If the above case study was changed and instead of a property with a loan the SMSF had a diversified portfolio of shares and ETFs, its likely there would still be a need for SMSF insurance policies such as life and TPD insurance, however the trustees would have more flexibility in regards to how and when they sold investments to pay out benefits to the disabled member.

A better alternative

The above case study illustrates the importance of SMSF insurance. If the SMSF was able to receive an insurance payment for total and permanent disability, the proceeds would be paid to the SMSF as cash and the disabled member could have then either taken a lump sum, commenced a pension or a combination of both.

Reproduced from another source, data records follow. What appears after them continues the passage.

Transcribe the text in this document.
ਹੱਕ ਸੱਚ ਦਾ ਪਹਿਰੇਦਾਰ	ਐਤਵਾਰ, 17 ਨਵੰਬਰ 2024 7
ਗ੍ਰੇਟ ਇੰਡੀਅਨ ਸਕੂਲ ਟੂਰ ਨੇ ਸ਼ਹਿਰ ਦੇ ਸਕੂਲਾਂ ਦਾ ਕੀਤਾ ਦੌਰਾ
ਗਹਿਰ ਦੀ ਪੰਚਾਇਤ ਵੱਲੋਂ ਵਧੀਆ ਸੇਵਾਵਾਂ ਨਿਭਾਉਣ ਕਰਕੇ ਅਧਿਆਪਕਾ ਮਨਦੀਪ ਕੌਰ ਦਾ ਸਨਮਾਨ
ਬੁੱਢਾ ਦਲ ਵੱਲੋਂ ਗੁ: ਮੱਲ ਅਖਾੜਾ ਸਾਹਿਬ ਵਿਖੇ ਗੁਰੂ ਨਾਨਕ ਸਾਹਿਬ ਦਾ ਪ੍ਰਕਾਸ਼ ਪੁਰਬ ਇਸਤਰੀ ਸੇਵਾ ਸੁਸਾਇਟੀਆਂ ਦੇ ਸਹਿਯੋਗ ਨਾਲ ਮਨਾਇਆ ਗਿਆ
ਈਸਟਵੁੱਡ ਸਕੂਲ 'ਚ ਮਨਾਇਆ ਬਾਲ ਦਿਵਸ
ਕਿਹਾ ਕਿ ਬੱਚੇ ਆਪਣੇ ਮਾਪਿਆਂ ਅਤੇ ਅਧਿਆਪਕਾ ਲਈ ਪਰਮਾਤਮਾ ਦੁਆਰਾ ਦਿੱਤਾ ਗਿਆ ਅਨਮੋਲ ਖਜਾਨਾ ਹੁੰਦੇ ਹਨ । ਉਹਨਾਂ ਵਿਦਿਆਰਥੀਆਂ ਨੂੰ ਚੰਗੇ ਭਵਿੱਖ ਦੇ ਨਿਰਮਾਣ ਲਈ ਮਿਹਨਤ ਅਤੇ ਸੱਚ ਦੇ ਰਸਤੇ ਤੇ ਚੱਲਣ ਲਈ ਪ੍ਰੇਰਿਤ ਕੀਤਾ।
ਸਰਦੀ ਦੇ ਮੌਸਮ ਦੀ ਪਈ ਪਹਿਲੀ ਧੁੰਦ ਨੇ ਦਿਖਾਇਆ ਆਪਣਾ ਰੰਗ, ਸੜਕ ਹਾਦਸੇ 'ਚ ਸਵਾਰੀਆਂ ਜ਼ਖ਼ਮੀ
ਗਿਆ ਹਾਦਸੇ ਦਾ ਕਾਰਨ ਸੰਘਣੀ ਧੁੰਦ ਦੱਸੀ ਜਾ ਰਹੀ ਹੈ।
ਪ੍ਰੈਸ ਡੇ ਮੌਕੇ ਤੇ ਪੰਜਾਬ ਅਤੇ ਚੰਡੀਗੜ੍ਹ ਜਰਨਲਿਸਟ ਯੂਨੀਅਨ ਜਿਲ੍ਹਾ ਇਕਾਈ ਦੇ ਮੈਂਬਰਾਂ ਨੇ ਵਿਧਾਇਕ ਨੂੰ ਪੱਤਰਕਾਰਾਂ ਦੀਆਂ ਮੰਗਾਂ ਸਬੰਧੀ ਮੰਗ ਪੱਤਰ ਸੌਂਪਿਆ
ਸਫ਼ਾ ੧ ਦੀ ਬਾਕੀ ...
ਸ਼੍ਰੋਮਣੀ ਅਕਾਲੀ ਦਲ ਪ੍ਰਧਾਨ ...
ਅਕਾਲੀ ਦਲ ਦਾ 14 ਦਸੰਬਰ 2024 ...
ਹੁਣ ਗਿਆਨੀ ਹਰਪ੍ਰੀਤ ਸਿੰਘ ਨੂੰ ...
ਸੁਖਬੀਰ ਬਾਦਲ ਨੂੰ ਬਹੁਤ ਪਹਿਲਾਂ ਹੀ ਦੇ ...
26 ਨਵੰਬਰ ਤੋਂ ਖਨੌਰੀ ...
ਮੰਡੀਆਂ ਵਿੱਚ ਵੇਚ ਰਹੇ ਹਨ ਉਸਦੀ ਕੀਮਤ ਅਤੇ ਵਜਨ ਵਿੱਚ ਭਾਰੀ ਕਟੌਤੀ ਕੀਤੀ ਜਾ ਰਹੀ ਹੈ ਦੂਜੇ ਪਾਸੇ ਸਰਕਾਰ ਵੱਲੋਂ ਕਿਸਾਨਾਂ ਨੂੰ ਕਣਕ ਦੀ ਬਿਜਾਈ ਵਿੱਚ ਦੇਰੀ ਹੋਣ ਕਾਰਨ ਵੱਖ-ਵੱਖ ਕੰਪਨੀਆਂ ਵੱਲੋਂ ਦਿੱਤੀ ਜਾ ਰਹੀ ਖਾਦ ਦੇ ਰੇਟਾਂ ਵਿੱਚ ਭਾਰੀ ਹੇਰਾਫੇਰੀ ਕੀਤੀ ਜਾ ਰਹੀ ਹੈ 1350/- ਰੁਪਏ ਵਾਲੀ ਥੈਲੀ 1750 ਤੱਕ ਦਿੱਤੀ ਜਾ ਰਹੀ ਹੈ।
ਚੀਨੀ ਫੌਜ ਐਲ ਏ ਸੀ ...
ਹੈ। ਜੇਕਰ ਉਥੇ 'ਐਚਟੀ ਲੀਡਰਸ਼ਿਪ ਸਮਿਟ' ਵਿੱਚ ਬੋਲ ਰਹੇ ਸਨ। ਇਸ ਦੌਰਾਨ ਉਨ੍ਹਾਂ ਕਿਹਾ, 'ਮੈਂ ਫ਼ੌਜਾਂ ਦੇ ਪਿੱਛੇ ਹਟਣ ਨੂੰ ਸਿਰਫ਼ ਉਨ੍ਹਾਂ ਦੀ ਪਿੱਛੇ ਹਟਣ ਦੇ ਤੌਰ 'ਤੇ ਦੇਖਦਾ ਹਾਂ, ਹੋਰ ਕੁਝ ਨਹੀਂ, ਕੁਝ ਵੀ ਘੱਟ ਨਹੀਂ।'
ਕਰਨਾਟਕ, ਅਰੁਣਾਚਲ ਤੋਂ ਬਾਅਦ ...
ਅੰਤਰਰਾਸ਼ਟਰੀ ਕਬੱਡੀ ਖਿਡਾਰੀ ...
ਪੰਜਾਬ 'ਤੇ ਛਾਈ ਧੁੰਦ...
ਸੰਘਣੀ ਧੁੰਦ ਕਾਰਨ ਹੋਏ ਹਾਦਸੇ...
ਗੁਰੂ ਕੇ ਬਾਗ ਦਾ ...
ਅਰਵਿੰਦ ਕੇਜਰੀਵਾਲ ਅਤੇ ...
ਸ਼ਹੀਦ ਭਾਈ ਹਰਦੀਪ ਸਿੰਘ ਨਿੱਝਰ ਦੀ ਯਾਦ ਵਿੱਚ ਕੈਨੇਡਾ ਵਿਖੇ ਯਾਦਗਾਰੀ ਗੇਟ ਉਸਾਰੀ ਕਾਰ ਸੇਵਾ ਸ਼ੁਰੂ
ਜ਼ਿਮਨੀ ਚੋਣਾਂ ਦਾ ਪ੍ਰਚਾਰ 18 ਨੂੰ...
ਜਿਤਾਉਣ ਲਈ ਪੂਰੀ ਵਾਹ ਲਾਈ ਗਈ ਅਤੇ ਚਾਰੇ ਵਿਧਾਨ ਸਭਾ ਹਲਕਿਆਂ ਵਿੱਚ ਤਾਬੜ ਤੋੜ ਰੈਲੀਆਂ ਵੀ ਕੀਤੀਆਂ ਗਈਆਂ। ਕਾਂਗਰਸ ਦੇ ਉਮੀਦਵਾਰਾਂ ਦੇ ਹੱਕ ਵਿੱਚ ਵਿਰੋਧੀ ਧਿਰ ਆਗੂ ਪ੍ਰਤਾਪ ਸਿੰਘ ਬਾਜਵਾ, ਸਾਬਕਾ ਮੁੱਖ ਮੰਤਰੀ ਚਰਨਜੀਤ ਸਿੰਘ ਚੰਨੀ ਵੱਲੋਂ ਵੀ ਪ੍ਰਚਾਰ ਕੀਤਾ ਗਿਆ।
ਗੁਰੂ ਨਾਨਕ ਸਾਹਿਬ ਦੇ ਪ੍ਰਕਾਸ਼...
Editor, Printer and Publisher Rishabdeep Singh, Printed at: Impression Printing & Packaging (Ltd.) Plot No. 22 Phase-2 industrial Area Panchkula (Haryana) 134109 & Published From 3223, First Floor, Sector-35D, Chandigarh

The SMSF insurance proceeds could be used to pay out the SMSF loan on the property, which would provide additional ongoing cash flow from the rental income which could also be used to fund an income to the member.

 

Setting up insurance policies in your super fund

Whether you already have a SMSF or are looking to establish one shortly, it is essential that you get your insurance needs assessed and have your SMSF acquire appropriate insurance policies on behalf of the members.

Although you can shop around by yourself for a policy you may thinks suits the needs of yourself and your family, you are better seeking advice from an experienced insurance adviser.  It will cost you nothing are you are more likely to get better cover at a better price compared to if you organised it yourself.

Alternatively, if there are specialist online SMSF insurance providers such as Mortgage Protect who are a step above the online comparison websites.

It’s also very important to understand that if you set up an SMSF and transfer 100% of your member balance from your existing industry or retail super fund, you will lose any attached insurance cover.  This means you can either leave a minimum amount (specified by the super fund) in your existing account to ensure the insurance is kept active or obtain SMSF insurance prior to transferring your existing super account(s) to your SMSF.

If you have any questions feel free to get in touch.

2 comments

  • Kris_Evolved

    January 12, 2011 at 9:04 pm

    The Government plans to ensure that all trustees are required to consider life and total and permanent disability insurance is included as part of their investment strategy. This has not been a requirement for Trustees in the past and may be one reason why the current level of insurance in SMSFs is statistically much lower than other retail or industry funds.